Corn Syrup May Be Even More Toxic Than We Thought
Well, now there's even more incentive to avoid the candy bars (as if SNL didn't freak us out enough already).
Biologists at the University of Utah say that their research shows corn syrup is more toxic than table sugar. At least that's the case for female mice, who had higher death rates and reproduced less frequently.
The research, which was funded by the National Institutes of Health and the National Science Foundation, is among the first to differentiate between the effects of the fructose-glucose mixture found in corn syrup and sucrose (or table sugar), said Wayne Potts, senior author of the paper.
The study, which will be published in March in the Journal of Nutrition, showed that female mice fed on a diet containing corn syrup died at a rate 1.87 times higher than female mice on a diet with sucrose. The mice on the corn syrup diet also produced 26.4% fewer offspring than their counterparts on the table sugar diet, according to the paper.
Between 13 and 25% of Americans are estimated to eat diets containing 25% or more of calories from added sugars, like corn syrup.
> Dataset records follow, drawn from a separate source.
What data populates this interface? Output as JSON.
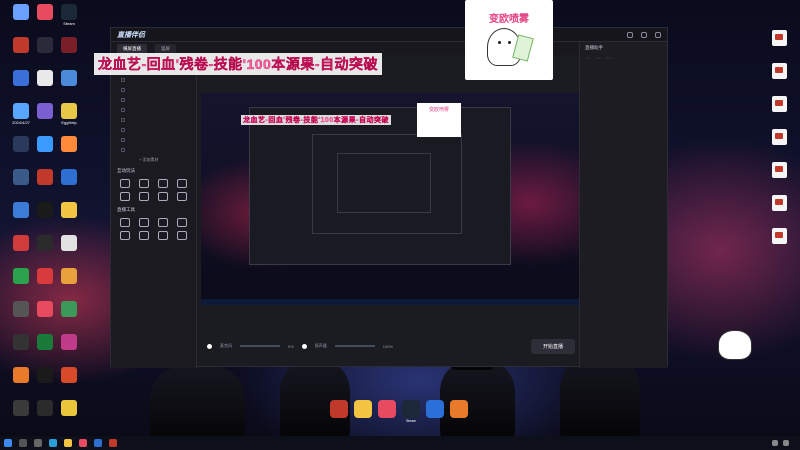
{
  "overlay": {
    "title": "龙血艺-回血'残卷-技能'100本源果-自动突破",
    "badge_text": "变欧喷雾"
  },
  "desktop": {
    "left_icons": [
      {
        "label": "",
        "color": "#6aa0ff"
      },
      {
        "label": "",
        "color": "#e84a5f"
      },
      {
        "label": "Steam",
        "color": "#1b2838"
      },
      {
        "label": "",
        "color": "#c0392b"
      },
      {
        "label": "",
        "color": "#2a2a3a"
      },
      {
        "label": "",
        "color": "#7a1f2a"
      },
      {
        "label": "",
        "color": "#3a6fd8"
      },
      {
        "label": "",
        "color": "#e9e9e9"
      },
      {
        "label": "",
        "color": "#4a8ad8"
      },
      {
        "label": "2024/4/27",
        "color": "#58a6ff"
      },
      {
        "label": "",
        "color": "#7a5fd0"
      },
      {
        "label": "EggHelp",
        "color": "#e8c847"
      },
      {
        "label": "",
        "color": "#2a3a5a"
      },
      {
        "label": "",
        "color": "#3b9aff"
      },
      {
        "label": "",
        "color": "#ff8a3a"
      },
      {
        "label": "",
        "color": "#3a5a8a"
      },
      {
        "label": "",
        "color": "#c0392b"
      },
      {
        "label": "",
        "color": "#2f6fd1"
      },
      {
        "label": "",
        "color": "#3b7cd8"
      },
      {
        "label": "",
        "color": "#1a1a1a"
      },
      {
        "label": "",
        "color": "#f4c542"
      },
      {
        "label": "",
        "color": "#d13b3b"
      },
      {
        "label": "",
        "color": "#2b2b2b"
      },
      {
        "label": "",
        "color": "#e2e2e2"
      },
      {
        "label": "",
        "color": "#2ba24c"
      },
      {
        "label": "",
        "color": "#d83b3b"
      },
      {
        "label": "",
        "color": "#e8a13b"
      },
      {
        "label": "",
        "color": "#555"
      },
      {
        "label": "",
        "color": "#e84a5f"
      },
      {
        "label": "",
        "color": "#3b9a5a"
      },
      {
        "label": "",
        "color": "#333"
      },
      {
        "label": "",
        "color": "#1a7a3a"
      },
      {
        "label": "",
        "color": "#c03b8a"
      },
      {
        "label": "",
        "color": "#e87a2a"
      },
      {
        "label": "",
        "color": "#1a1a1a"
      },
      {
        "label": "",
        "color": "#d84a2a"
      },
      {
        "label": "",
        "color": "#3a3a3a"
      },
      {
        "label": "",
        "color": "#2b2b2b"
      },
      {
        "label": "",
        "color": "#e8c83a"
      }
    ],
    "right_icons": [
      {
        "label": ""
      },
      {
        "label": ""
      },
      {
        "label": ""
      },
      {
        "label": ""
      },
      {
        "label": ""
      },
      {
        "label": ""
      },
      {
        "label": ""
      }
    ]
  },
  "app": {
    "logo": "直播伴侣",
    "version": "",
    "tabs": [
      "横屏直播",
      "竖屏"
    ],
    "top_hint": "",
    "left": {
      "scene_rows": [
        "",
        "",
        "",
        "",
        "",
        "",
        "",
        "",
        "",
        ""
      ],
      "section_interactive": "互动玩法",
      "interactive_tools": [
        "",
        "",
        "",
        "",
        "",
        "",
        "",
        ""
      ],
      "section_tools": "直播工具",
      "tools": [
        "",
        "",
        "",
        "",
        "",
        "",
        "",
        ""
      ],
      "add_scene": "+ 添加素材",
      "footer": ""
    },
    "bottom": {
      "mic_label": "麦克风",
      "mic_value": "0%",
      "spk_label": "扬声器",
      "spk_value": "100%",
      "go_live": "开始直播"
    },
    "right": {
      "header": "直播助手",
      "header_right": "",
      "tabs": [
        "",
        "",
        ""
      ],
      "text_1": "",
      "text_2": "",
      "highlight": "",
      "text_3": ""
    }
  },
  "dock": [
    {
      "label": "",
      "color": "#c0392b"
    },
    {
      "label": "",
      "color": "#f4c542"
    },
    {
      "label": "",
      "color": "#e84a5f"
    },
    {
      "label": "Steam",
      "color": "#1b2838"
    },
    {
      "label": "",
      "color": "#2b6fd8"
    },
    {
      "label": "",
      "color": "#e87a2a"
    }
  ],
  "taskbar": {
    "time": "",
    "date": "",
    "lang": ""
  }
}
This could mean that humans — particularly women — could face adverse health effects from consuming too much corn syrup.
However, since rodents and humans have such vastly different anatomies, you really can't compare the two when determining the health impact of any food or ingredient, the authors write.
It's probably still a good idea to avoid it, though, as previous research has demonstrated the harmful effects of added sugar.
"So first, reduce added sugar across the board. Then worry about the type of sugar, and decrease consumption of products with high-fructose corn syrup," suggests James Ruff, another author of the study.
In other words, it's time to start cutting down on the Cocoa Puffs — before you actually go cuckoo.